I am happy to say that these ideas correspond with the viewpoint of the Austrian chancellor, whom I invited to visit me. The underlying intention was to bring about a detente in our relations which would guarantee to National Socialist sympathizers in Austria within the limits of the law the same rights enjoyed by other citizens.
In connection with it there was to be an act of conciliation in the form of a general amnesty and better understanding between the two states through closer and friendlier relations in the various spheres of cultural, political, and economic cooperation. All this is a development within the framework of the treaty of July 11.

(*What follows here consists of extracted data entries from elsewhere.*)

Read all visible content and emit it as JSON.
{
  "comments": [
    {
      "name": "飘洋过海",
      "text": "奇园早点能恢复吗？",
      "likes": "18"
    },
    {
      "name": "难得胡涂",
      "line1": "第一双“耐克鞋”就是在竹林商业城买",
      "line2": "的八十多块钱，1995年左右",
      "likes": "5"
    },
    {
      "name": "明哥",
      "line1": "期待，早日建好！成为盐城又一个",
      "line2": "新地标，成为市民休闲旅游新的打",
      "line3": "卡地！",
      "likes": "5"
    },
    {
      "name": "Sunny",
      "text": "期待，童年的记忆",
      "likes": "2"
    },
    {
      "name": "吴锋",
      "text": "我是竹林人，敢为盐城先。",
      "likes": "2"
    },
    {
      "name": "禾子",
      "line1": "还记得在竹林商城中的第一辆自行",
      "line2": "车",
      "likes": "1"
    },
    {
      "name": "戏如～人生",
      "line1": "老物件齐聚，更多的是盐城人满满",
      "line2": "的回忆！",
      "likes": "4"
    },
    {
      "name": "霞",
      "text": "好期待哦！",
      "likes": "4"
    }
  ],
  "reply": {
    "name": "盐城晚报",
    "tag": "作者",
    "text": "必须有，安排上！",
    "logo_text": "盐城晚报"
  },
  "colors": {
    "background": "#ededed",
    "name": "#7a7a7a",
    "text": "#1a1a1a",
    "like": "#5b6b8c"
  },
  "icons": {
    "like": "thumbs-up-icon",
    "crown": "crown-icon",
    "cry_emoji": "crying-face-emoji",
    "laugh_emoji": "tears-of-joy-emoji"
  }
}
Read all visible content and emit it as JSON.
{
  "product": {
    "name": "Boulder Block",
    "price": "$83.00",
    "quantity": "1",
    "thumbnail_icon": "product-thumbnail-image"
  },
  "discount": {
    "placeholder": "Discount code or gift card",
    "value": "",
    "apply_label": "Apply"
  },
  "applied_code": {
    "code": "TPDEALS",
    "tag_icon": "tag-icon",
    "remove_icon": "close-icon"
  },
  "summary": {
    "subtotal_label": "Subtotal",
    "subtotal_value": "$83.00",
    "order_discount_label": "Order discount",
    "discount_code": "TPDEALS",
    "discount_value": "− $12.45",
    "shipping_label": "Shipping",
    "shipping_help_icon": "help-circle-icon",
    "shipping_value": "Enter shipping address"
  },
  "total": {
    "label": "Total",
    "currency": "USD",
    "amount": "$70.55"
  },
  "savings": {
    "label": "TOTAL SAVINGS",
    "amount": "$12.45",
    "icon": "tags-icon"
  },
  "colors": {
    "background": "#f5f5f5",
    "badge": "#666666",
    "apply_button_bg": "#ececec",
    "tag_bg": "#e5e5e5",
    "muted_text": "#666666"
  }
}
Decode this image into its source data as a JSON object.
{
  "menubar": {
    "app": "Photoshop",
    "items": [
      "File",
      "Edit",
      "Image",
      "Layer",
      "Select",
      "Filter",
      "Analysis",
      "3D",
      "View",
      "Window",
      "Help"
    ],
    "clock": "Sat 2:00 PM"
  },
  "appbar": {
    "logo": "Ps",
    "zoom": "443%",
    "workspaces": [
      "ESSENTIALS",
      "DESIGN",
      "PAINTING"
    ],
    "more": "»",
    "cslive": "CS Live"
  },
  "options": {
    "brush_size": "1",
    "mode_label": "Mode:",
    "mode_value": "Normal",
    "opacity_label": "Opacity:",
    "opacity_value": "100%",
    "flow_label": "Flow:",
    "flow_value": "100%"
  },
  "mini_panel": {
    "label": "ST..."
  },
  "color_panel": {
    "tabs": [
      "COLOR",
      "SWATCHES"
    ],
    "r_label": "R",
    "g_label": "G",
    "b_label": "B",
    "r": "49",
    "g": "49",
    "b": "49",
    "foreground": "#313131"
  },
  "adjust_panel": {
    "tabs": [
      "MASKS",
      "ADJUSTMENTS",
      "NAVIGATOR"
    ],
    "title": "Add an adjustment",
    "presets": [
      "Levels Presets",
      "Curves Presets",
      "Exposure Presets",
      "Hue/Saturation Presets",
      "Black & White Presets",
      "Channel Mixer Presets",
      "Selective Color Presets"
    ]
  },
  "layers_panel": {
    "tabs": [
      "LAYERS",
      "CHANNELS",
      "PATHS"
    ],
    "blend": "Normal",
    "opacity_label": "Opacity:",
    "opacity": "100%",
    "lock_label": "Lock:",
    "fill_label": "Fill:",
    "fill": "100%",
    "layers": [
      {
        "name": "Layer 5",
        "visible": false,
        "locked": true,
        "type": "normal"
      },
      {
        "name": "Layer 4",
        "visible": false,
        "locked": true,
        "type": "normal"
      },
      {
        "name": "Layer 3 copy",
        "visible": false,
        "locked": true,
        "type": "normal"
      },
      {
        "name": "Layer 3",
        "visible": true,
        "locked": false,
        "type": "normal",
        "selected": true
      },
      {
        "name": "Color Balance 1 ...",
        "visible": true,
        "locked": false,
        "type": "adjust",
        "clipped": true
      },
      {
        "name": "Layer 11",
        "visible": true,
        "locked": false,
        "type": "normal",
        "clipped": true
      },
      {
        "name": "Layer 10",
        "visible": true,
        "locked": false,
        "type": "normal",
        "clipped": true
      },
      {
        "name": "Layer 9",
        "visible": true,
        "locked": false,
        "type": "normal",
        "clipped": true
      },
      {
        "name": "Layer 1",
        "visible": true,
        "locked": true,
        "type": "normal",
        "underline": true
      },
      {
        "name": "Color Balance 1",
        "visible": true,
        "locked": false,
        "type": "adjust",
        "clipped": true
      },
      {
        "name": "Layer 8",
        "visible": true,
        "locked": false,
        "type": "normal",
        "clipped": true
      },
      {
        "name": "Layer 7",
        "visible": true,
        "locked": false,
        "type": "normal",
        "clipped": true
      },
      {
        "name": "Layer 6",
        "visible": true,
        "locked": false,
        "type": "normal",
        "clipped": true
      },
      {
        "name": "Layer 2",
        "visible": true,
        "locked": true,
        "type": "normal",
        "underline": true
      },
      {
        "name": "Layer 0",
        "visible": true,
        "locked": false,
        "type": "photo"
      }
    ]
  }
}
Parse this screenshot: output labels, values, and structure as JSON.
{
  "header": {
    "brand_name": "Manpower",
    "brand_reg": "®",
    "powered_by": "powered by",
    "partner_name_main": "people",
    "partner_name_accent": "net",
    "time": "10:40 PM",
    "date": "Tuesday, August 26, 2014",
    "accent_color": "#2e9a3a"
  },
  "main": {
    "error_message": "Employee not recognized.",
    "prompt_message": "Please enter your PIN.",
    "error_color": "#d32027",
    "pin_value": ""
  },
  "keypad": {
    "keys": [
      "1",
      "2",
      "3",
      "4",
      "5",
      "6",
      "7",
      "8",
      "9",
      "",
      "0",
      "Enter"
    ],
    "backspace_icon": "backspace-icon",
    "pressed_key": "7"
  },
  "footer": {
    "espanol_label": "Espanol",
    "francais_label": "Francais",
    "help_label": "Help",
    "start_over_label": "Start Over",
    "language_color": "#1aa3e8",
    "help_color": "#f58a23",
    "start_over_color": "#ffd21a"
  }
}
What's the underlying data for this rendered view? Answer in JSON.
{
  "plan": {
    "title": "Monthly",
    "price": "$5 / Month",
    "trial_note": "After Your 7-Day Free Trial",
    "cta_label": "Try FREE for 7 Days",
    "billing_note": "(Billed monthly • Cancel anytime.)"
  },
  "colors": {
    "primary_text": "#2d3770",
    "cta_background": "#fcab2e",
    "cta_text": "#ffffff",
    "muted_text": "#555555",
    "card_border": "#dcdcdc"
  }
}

I wish to pay tribute to the Austrian chancellor for his efforts to find together with me a way which is just as much in the interests of both countries as in that of the entire German people, whose sons we all are regardless of where we came from. I believe we have thus made a contribution to European peace.
Our satisfactory relations with other countries are known to all. Above all is to be mentioned our cooperation with those two great powers which, like Germany, have recognized bolshevism as a world danger and are therefore determined to resist the Comintern with a common defense. It is
my earnest wish to see this cooperation with Italy and Japan more and more extended.
The German people is no warlike nation. It is a soldierly one which means it does not want a war but does not fear it. It loves peace, but it also loves its honor and freedom.
The new Reich shall belong to no class, no profession, but to the German poeple. It shall help the people find an easier road in this world. It shall help them in making their lot a happier one. Party, state, armed forces, economics are institutions and functions which can only be estimated as a means toward an end. They will be judged by history according to the services they render toward this goal. Their purpose, however, is to serve the people.
I now pray to God that he will bless in the years to come our work, our deeds, our foresight, our resolve; that the almighty may protect us from both arrogance and cowardly servility, that he may help us find the right way which he has laid down for the German people and that he may always give us courage to do the right thing and never to falter or weaken before any power or any danger.